İşlenmiş etler ve narenciye gibi asitli yiyecekler yemenin vücudunuzun pH dengesini değiştirmesi pek olası değildir. Ancak araştırmalar, bitki bazlı gıdalara öncelik veren dengeli bir beslenmenin genel sağlık için en iyisi olduğunu gösteriyor. Vücudunuz, böbrekleriniz ve akciğerleriniz gibi birden fazla organı içeren çeşitli mekanizmalar yoluyla pH dengesini sıkı bir şekilde düzenler. Aslında kandaki artan asit seviyeleri genellikle iyi yönetilmeyen diyabet, akciğer hastalığı veya böbrek sorunları gibi altta yatan bir sağlık sorununa işaret eder. Yine de bazı insanlar, vücudunuzun yediğiniz gıdalardan ürettiği asit miktarını ifade eden potansiyel renal asit yükünü azaltmak için asit içeriği yüksek gıdaları sınırlamayı tercih edebilir. PRAL derecesi ne kadar yüksek olursa, sindirim sırasında o kadar fazla asit üretirsiniz.

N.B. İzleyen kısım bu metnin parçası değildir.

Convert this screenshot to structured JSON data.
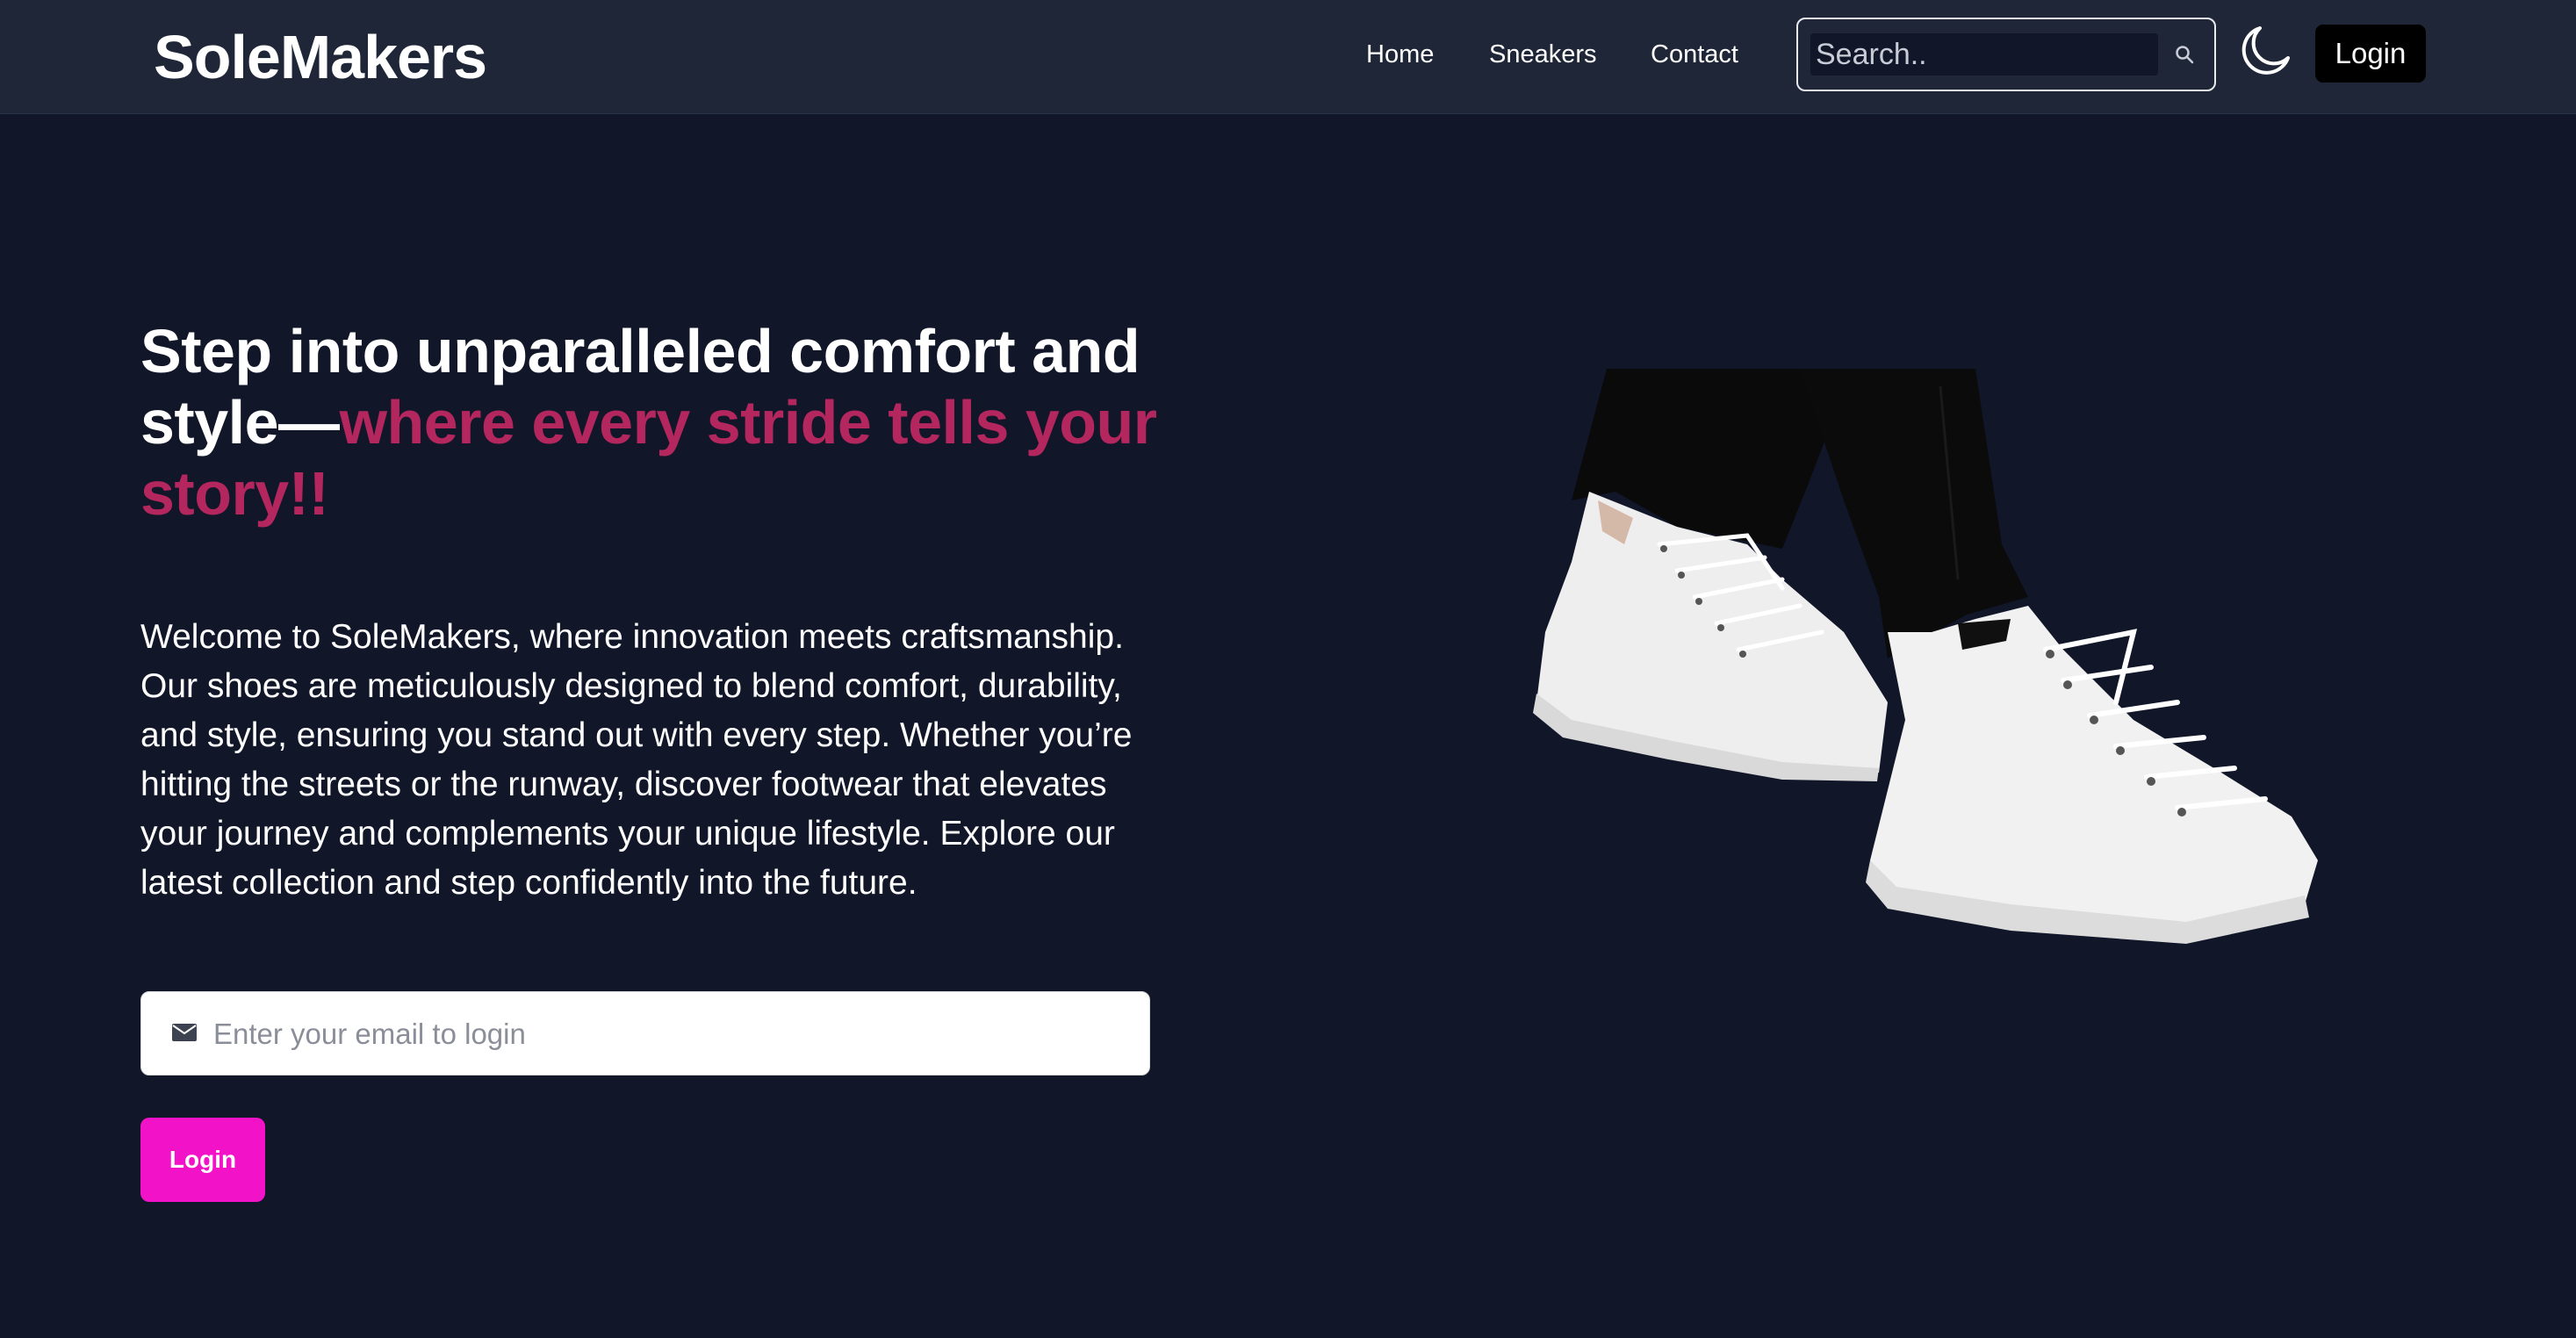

PH değeri size bir şeyin asit mi, baz mı yoksa nötr mü olduğunu söyler. pH'ın 0 olması yüksek düzeyde asitliği gösterir. 7 pH nötrdür. 14'lük bir pH ise baz oranını temsil eder. Besinlerin ve maddelerin pH seviyeleri farklıdır. Tıpkı maddeler gibi insan vücudunun farklı bölümleri de farklı pH seviyelerine sahiptir. İdeal kan pH'ınız 7,35 ila 7,45 arasındadır ve bu hafif alkalidir. Mideniz tipik olarak 3,5 pH değerinde asidiktir, bu da yiyeceklerin düzgün bir şekilde parçalanmasına yardımcı olur.
Asidik olarak kabul edilen gıdaların pH seviyesi genellikle 4,6 veya daha düşüktür. Kronik olarak ve aşırı tüketildiğinde vücutta daha fazla asit oluşumuna neden olan gıdalar şunlardır;
Genel olarak meyve ve sebzeler daha alkalileştiricidir. Bunları meyve ve sebzelerle dolu çeşitli bir diyete dahil etmek, hayvansal proteinin aşırı tüketimini önlemeye ve metabolik asidoz gelişme riskini önlemeye yardımcı olacaktır.
Çoğu meyve türü asidik olmasına rağmen alkalileştirici olarak kabul edilirler, bu da aslında vücudunuzdaki asit seviyelerini azaltmaya yardımcı oldukları anlamına gelir.
Bu meyveler vücutta alkalileştirici olsa da, başlangıç asitlerinin reflü gibi üst gastrointestinal sorunları olan kişilerde semptomları kötüleştirebileceğini unutmayın. Aslında doktorlar reflü hastalığı olanlara, portakal, greyfurt, limon ve limon gibi turunçgiller de dahil olmak üzere asidik gıda alımını sınırlamalarını tavsiye eder.
Meyveler gibi sebzeler de alkalileştiricidir ve vücuttaki asit seviyelerinin azaltılmasına yardımcı olabilir.
Daha alkali bir diyetin faydaları söz konusu olduğunda, mevcut araştırmalar bunun kemik ve kasların korunmasına yardımcı olabileceğini ve özellikle böbrek fonksiyonu azalmış kişiler için faydalı olabileceğini söylüyor. Diyetinize ekleyebileceğiniz bazı alkalileştirici yiyecek ve içecekler şunlardır:
Hayvansal proteinler, bazı peynirler ve gazlı içecekler gibi asit üreten gıdaların çok fazla olduğu bir diyet, böbrek taşı oluşumuna neden olabilir. Bazı uzmanlar, uzun bir süre boyunca çok fazla asitin kemik bozulmasına da neden olabileceğini öne sürüyor. Bunun nedeni kemiklerin kalsiyum içermesidir; vücudunuz bu kalsiyumu, kan çok asidik hale geldiğinde kanınızın pH dengesini yeniden sağlamak için kullanır. Uzun süre yüksek asitli beslenmek, diyabet, yüksek tansiyon, karaciğer yağlanması ve kalp hastalığı riskini artırabilir.